Diskin: PM’s high ice cream bills is the price tag for his handling of Iran

Former Shin Bet head responds to Netanyahu's verbal assault against him in tongue-in-cheek Facebook message.

Yuval Diskin (photo credit: Marc Israel Sellem/The Jerusalem Post)
Yuval Diskin
(photo credit: Marc Israel Sellem/The Jerusalem Post)
The thousands of shekels that Prime Minister Binyamin Netanyahu spent on ice cream and scented candles was a necessary cost to allow him to concentrate on the Iranian crisis, former Shin Bet chief, Yuval Diskin, said on Thursday in a tongue-in-cheek response to Netanyahu’s verbal assault against him the day before.
“Soon [Likud politicians] Gila Gamliel and Gilad Erdan, and other lackeys, will be sent to explain that its necessary [for Netanyahu] to maintain three households at the taxpayers expense, buy NIS 10,000 worth of ice cream, spend NIS 84,000 on water, have crammed suitcases of clothing ironed and cleaned in hotels abroad and [spend] NIS 6,000 on scented candles – so he can concentrate on removing the Iranian threat... sad. We have all heard and are silent,” Diskin said in a statement he posted on his Facebook page.
The latest spat between the two politicians began Wednesday when Diskin attacked Netanyahu’s diplomatic policies with regard to the peace process and said a new governmental coalition was needed, composed of parties dedicated to peace.
The Israeli-Palestinian conflict is more of an existential threat to Israel than a nuclear Iran, said Diskin at the Geneva Initiative’s 10th anniversary event in Tel Aviv.
Sources close to the prime minister immediately blasted Diskin on Wednesday night, stating he was disconnected from reality and still bitter over Netanyahu’s decision three years ago not to appoint him to head the Mossad.
“I heard the prime minister’s bureau’s response to my words last night,” Diskin wrote on his Facebook page Thursday. “I thought that, at least they didn’t make use of an Arik Einstein song to hide from the extent of the problem on the table.”
In his speech at the Geneva Initiative event, Diskin that his words were apolitical, and did not stem from leftor right-wing ideology but from a sense of responsibility to ensure that what could be the last chance to end the Israeli-Palestinian conflict was not wasted.
In the past, Diskin has denied the charge he is vengeful over being passed over for head of the Mossad, telling The Jerusalem Post Netanyahu urged him to accept the post, which he did not want, and then backtracked in an unprofessional manner.

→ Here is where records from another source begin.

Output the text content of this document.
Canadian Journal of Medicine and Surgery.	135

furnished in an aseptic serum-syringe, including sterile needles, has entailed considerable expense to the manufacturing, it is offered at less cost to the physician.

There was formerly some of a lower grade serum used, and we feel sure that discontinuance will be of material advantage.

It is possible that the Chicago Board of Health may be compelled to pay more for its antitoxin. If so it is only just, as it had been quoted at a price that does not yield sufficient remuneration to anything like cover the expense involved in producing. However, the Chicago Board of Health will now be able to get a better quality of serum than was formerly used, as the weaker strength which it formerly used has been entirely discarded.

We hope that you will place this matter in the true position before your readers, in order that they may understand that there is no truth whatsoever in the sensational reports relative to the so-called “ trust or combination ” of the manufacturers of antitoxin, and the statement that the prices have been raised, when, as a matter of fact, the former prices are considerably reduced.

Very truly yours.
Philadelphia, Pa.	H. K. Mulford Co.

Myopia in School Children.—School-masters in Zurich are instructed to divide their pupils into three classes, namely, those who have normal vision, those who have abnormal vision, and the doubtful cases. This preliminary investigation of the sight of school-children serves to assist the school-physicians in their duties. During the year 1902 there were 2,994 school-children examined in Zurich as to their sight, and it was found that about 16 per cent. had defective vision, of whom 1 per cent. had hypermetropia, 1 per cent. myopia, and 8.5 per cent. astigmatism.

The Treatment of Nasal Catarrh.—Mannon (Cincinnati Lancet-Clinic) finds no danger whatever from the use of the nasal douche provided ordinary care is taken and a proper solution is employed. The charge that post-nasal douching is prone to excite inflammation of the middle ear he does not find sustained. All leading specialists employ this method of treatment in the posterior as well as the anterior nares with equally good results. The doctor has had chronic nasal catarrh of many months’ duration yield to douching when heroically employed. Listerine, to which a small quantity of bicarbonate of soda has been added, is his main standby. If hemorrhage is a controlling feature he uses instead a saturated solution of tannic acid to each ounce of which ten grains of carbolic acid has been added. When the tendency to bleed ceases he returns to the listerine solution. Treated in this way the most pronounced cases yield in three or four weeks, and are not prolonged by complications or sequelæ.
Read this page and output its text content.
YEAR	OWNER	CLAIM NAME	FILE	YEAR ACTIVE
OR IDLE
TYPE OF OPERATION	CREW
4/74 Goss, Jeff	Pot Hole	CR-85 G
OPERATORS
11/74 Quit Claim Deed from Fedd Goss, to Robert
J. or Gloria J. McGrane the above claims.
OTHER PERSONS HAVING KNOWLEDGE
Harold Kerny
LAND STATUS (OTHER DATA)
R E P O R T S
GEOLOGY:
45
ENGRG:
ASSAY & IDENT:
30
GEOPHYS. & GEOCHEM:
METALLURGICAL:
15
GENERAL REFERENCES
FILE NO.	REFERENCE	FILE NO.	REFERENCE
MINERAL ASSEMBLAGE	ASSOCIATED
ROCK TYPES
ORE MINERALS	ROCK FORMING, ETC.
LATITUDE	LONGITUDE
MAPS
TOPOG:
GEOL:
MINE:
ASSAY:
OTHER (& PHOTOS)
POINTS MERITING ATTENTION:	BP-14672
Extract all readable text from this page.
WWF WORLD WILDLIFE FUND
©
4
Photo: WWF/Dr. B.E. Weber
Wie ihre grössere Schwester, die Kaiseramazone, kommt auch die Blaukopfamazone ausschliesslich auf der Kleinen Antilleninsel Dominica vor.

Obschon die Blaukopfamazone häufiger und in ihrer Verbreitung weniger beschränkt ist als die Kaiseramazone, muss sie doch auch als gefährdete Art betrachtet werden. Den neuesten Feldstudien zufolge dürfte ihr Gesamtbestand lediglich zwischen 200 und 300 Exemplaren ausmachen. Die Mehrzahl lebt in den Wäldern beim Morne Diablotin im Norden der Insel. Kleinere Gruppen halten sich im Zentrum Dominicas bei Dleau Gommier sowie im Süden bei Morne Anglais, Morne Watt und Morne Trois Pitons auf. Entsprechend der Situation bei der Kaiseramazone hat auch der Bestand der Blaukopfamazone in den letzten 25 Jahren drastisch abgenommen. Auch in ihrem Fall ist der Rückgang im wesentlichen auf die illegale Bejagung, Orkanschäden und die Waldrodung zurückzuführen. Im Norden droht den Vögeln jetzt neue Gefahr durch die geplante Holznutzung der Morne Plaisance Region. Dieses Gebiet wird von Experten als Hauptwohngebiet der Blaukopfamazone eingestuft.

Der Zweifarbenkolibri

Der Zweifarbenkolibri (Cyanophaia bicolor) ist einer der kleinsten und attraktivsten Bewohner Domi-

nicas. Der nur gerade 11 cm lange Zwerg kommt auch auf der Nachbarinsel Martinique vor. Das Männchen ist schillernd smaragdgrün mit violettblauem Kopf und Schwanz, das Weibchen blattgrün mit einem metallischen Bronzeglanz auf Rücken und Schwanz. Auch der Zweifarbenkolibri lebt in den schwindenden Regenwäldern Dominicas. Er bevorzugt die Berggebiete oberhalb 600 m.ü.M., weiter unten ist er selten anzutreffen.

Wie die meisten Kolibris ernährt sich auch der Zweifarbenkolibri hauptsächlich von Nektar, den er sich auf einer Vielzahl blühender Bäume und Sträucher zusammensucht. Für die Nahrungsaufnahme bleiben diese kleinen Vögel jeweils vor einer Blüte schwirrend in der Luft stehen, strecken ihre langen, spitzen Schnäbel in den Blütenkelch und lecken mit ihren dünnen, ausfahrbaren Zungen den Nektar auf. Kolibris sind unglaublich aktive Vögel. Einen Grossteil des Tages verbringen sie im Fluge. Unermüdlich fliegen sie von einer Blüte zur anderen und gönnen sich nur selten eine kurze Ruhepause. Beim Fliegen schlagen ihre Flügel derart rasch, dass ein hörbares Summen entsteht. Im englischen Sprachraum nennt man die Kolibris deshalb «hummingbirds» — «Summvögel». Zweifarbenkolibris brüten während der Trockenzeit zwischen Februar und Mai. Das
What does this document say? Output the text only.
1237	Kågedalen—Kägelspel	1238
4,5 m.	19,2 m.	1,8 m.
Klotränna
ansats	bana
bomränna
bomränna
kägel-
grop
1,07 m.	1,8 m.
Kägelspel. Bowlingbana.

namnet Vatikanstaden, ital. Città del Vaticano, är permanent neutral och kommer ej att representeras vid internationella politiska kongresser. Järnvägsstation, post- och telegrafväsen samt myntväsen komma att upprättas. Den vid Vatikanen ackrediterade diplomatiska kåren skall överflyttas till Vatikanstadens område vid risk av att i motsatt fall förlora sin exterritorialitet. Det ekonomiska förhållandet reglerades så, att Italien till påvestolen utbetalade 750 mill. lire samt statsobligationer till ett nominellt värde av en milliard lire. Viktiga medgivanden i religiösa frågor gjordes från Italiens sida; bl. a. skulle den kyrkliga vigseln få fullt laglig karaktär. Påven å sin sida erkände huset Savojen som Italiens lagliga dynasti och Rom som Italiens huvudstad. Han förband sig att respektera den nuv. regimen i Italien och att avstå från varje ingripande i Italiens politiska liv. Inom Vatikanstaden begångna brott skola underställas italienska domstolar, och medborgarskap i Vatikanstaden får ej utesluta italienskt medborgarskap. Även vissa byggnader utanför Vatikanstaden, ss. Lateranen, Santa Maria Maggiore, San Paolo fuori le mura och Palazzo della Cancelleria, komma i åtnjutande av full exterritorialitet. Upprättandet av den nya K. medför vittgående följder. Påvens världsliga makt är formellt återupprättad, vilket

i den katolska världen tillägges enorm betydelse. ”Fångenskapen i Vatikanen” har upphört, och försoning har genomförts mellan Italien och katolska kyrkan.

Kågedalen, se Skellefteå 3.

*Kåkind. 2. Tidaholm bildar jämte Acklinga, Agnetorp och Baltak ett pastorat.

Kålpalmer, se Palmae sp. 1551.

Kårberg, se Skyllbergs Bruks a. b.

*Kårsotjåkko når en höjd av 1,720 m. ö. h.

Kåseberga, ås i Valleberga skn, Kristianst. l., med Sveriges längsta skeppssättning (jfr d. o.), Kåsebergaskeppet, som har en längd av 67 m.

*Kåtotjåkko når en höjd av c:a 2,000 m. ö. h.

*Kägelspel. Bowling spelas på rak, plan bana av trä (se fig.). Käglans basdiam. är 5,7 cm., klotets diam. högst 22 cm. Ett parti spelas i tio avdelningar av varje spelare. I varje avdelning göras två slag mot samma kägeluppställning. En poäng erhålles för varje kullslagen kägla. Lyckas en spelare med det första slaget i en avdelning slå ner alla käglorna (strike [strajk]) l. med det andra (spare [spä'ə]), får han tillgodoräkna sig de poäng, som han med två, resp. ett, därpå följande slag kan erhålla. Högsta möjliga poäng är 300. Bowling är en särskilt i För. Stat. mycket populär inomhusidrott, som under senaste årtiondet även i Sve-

Deputy Defense Minister Danny Danon said most of the public disagreed with Diskin’s claim that the Palestinian threat was greater than the Iranian threat. He said Diskin was part of a group of bitter former officials, such as former prime minister Ehud Olmert, and that former security chiefs should face a cooling-off period before they are allowed to speak publicly.
Kadima MK Yisrael Hasson, a former deputy Shin Bet chief, said it was wrong of Diskin to undermine Netanyahu’s efforts to prevent Iran’s nuclearization.
In an interview with the Knesset Channel, Hasson said that Diskin’s former job requires him to behave differently.
He also said Diskin was unqualified to give political analysis.
Labor faction chairman Eitan Cabel responded to Diskin’s call for a coalition that would pursue peace, saying that Labor would not join this coalition. Speaking at a conference at the Netanya Academic College, Cabel said that nothing was happening in the peace process with the Palestinians.
In April 2012, Diskin publicly criticized Netanyahu and then-defense minister Ehud Barak saying he had no faith in either of them.
Ahead of the January election, he criticized party leaders Yair Lapid, Tzipi Livni, and Shelly Yacimovich and urged voters to cast a blank ballot.
Transportation Minister Israel Katz called Diskin’s April 2012 comments “crude and inappropriate,” at the time, adding that “if these are his opinions, he should have stated them in the appropriate forums while he was in office.”
On Wednesday night Diskin said that immediate confidence-building gestures were needed to rescue the peace process, such as freezing West Bank settlement building outside of the blocs and an agreement to release all Palestinian prisoners at the end of the negotiations.
Netanyahu’s prisoner release differed, Diskin said, it was a cynical step to allow for continued West Bank settlement construction.
He warned that the current situation was so tense that even the smallest spark could lead to an Arab spring on the Palestinian streets and even in Israel, among Israeli Arabs.
It happened in the last three years in Iran, Tunisia, Libya, Egypt and Syria, so it would be “a serious mistake” to think that it could not happen here as well, Diskin said.